By Richard Leiby
Washington Post Staff Writer
Thursday, March 10, 2011; A01
CAIRO - On the banks of the Nile, in the middle of a roiling protest Wednesday by hundreds of chanting Christians, a man raised a Koran in one hand and a wooden cross in the other. "I came here because we don't want sectarian strife," said Ahmed Moustafa, a 37-year-old Muslim. "Muslims and Christians are united."
But such idealism might be waning as Egyptians confront the worst outbreak of religious violence since Hosni Mubarak was swept out of power Feb. 11. The deaths of 13 people in clashes in Cairo between Muslims and Christians late Tuesday have prompted calls for religious tolerance and raised the prospect of a deepening sectarian divide after a post-revolution honeymoon period.
Street battles broke out after Coptic Christians set up roadblocks in major arteries to protest the destruction of one of their churches. Security is scant in this metropolis of 18 million, where the military-controlled government is still groping to find a way to tamp down crime with no functioning police force.
Although clashes between Muslims and Christians are not new in Egypt, they often take place far from the capital. That the overnight violence continued for hours near the heart of Cairo is bound to add to concerns among Christians that weeks of tumult in Egypt have left them particularly vulnerable in a country that is overwhelmingly Muslim.
The prospect that political Islamists might gain strength in Egypt is seen among Copts as particularly worrying, after three decades in which many had come to regard Mubarak's secular regime as a kind of protector.
Some witnesses said the Egyptian army had stood by for as long as four hours without intervening in the fighting. Officials said that all of those who were killed died of gunshot wounds and that 140 others were injured. Copts said that all of the victims were Christian adherents, but other reports said that as many as five Muslims were killed.
A top Coptic leader, Father Saleeb Metta Sawiris, said Wednesday that church officials were seeking to defuse the conflict and prevent escalation.
Thousands of Copts have been protesting here in recent days in various locations to demand the rebuilding of a destroyed church in the provincial town of Sol, south of the city; punishment of the perpetrators; and overall better treatment. The Copts are a largely Orthodox Christian group and make up about 10 percent of Egypt's 80 million people; they have long complained of discrimination, and many are consigned to menial jobs.
The church was destroyed last week by arson and, some said, hammer-wielding Muslims. It happened after fighting between Copts and Muslims left two dead after a feud between the families of a Christian man and a Muslim woman who were having a romantic relationship.
The year began with religious violence - 21 people died when a suicide bomber blew himself up as Copt worshipers left a church after midnight on New Year's in Alexandria.
On Wednesday, soldiers manned downtown checkpoints and carried out cursory pat-downs for weapons as hundreds of demonstrators streamed into a rally in front of the state TV building on the Nile, where Copts say they will stay until their church is rebuilt as promised by the transitional government.

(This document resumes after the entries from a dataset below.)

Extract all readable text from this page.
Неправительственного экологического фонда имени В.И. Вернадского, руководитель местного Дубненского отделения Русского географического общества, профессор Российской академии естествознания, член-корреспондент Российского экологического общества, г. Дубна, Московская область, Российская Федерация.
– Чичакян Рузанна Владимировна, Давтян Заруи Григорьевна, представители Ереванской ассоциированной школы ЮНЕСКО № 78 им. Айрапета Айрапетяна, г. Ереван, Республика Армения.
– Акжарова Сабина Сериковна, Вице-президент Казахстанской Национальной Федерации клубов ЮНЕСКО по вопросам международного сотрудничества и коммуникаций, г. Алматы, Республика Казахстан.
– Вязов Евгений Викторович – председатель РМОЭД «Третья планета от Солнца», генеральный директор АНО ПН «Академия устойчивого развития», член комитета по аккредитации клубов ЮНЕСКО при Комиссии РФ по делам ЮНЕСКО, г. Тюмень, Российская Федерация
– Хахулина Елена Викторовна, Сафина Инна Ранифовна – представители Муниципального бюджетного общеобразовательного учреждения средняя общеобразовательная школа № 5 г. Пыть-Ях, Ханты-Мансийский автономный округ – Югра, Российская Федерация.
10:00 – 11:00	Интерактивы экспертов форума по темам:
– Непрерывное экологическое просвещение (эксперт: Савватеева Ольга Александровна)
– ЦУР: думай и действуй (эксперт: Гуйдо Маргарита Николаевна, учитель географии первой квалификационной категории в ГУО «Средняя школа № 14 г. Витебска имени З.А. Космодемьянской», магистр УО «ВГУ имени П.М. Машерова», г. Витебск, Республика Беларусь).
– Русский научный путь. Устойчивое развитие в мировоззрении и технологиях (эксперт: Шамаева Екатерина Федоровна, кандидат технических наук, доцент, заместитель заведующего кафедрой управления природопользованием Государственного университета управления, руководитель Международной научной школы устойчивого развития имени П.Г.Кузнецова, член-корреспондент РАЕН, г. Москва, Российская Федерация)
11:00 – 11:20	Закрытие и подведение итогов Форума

"We're fed up with promises. We want action," said Osama Ezet, 45, who delivers goods on a donkey-drawn cart.
The deaths led to pleas for tolerance from religious and civic leaders.
"I call upon Muslims and Christians to avoid incitement and to place more weight on national love," Amr Khaled, an Islamic cleric, said in a phone call to a popular Egyptian TV program. Meanwhile, leaders of youth and political factions urged followers to join a protest Friday under the slogan "No to sectarian strife."
"I am surprised at the high number of people killed in the clash," said Mustafa Kamel El Sayed, a political science professor at Cairo University and a longtime democracy advocate. "The murders are disturbing. . . . It is important for all the political figures to take action on this situation."
For some, the deaths might have served as a wake-up call, as did an episode Tuesday when a planned women's rights march devolved into a melee in which several women were sexually assaulted by men in Tahrir Square, site of the largely peaceful democratic uprising. On Wednesday, stone-throwing erupted in the square in clashes between those who continue to use it as a staging ground to air grievances and those who want all demonstrations to stop.
"Unfortunately, our armed forces are not trained to do police operations," El Sayed said. "The army will not be the solution, but I think their presence could be greater to deter people."
Later, local media reported that club-wielding soldiers dispersed protesters and dismantled the tent city they'd erected there.
Special correspondents Muhammad Mansour and Sherine Bayoumi contributed to this report.